A major factor that might drive this shift in sentiment is demand, which has accelerated amid a widespread desire to lock in “cycle-low” mortgage rates and fears of steady price growth – all despite supply being held back by those fears.
Read more: Bank of Canada hike: Have borrowers’ views on the market changed?
“Sentiment can change in a hurry, and this market could find balance very quickly the moment that it senses softer prices,” Kavcic said.
However, the economist stressed that the market is not yet at that point, considering that inventory is just at a record low of 1.6 months’ worth of supply at the current sales pace.

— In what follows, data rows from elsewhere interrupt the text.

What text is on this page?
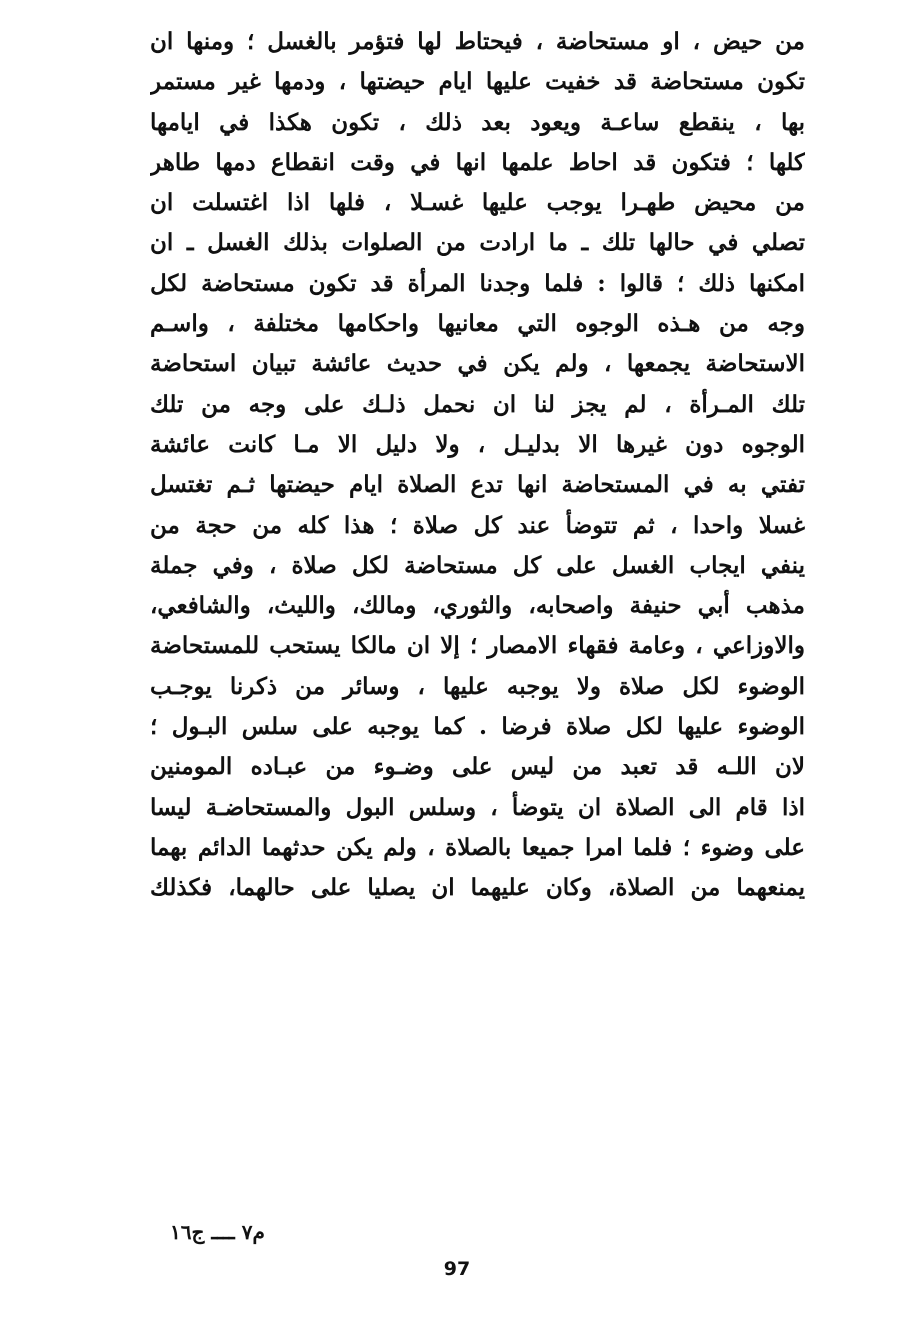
من حيض ، او مستحاضة ، فيحتاط لها فتؤمر بالغسل ؛ ومنها ان
تكون مستحاضة قد خفيت عليها ايام حيضتها ، ودمها غير مستمر
بها ، ينقطع ساعـة ويعود بعد ذلك ، تكون هكذا في ايامها
كلها ؛ فتكون قد احاط علمها انها في وقت انقطاع دمها طاهر
من محيض طهـرا يوجب عليها غسـلا ، فلها اذا اغتسلت ان
تصلي في حالها تلك ـ ما ارادت من الصلوات بذلك الغسل ـ ان
امكنها ذلك ؛ قالوا : فلما وجدنا المرأة قد تكون مستحاضة لكل
وجه من هـذه الوجوه التي معانيها واحكامها مختلفة ، واسـم
الاستحاضة يجمعها ، ولم يكن في حديث عائشة تبيان استحاضة
تلك المـرأة ، لم يجز لنا ان نحمل ذلـك على وجه من تلك
الوجوه دون غيرها الا بدليـل ، ولا دليل الا مـا كانت عائشة
تفتي به في المستحاضة انها تدع الصلاة ايام حيضتها ثـم تغتسل
غسلا واحدا ، ثم تتوضأ عند كل صلاة ؛ هذا كله من حجة من
ينفي ايجاب الغسل على كل مستحاضة لكل صلاة ، وفي جملة
مذهب أبي حنيفة واصحابه، والثوري، ومالك، والليث، والشافعي،
والاوزاعي ، وعامة فقهاء الامصار ؛ إلا ان مالكا يستحب للمستحاضة
الوضوء لكل صلاة ولا يوجبه عليها ، وسائر من ذكرنا يوجـب
الوضوء عليها لكل صلاة فرضا . كما يوجبه على سلس البـول ؛
لان اللـه قد تعبد من ليس على وضـوء من عبـاده المومنين
اذا قام الى الصلاة ان يتوضأ ، وسلس البول والمستحاضـة ليسا
على وضوء ؛ فلما امرا جميعا بالصلاة ، ولم يكن حدثهما الدائم بهما
يمنعهما من الصلاة، وكان عليهما ان يصليا على حالهما، فكذلك
م٧ ــــ ج١٦
97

The MLS home price index registered its strongest monthly gain at 3.5% in February, pushing national price growth to 29.2% year over year, 39.5% annualized over the past six months, and 44% annualized over the past three months.
These trends will likely dominate the dynamics between the housing market and the central bank’s interest rates, beyond any other factor, Kavcic warned.
“We’ve long been sympathetic to some of the issues on the supply side. But, when prices are going parabolic at a near-50% annualized clip, expectations have rooted, investors are driving most of the incremental demand, and Canadians are buying pre-sale condos halfway across the country, those longer-term issues become somewhat trivial,” Kavcic said.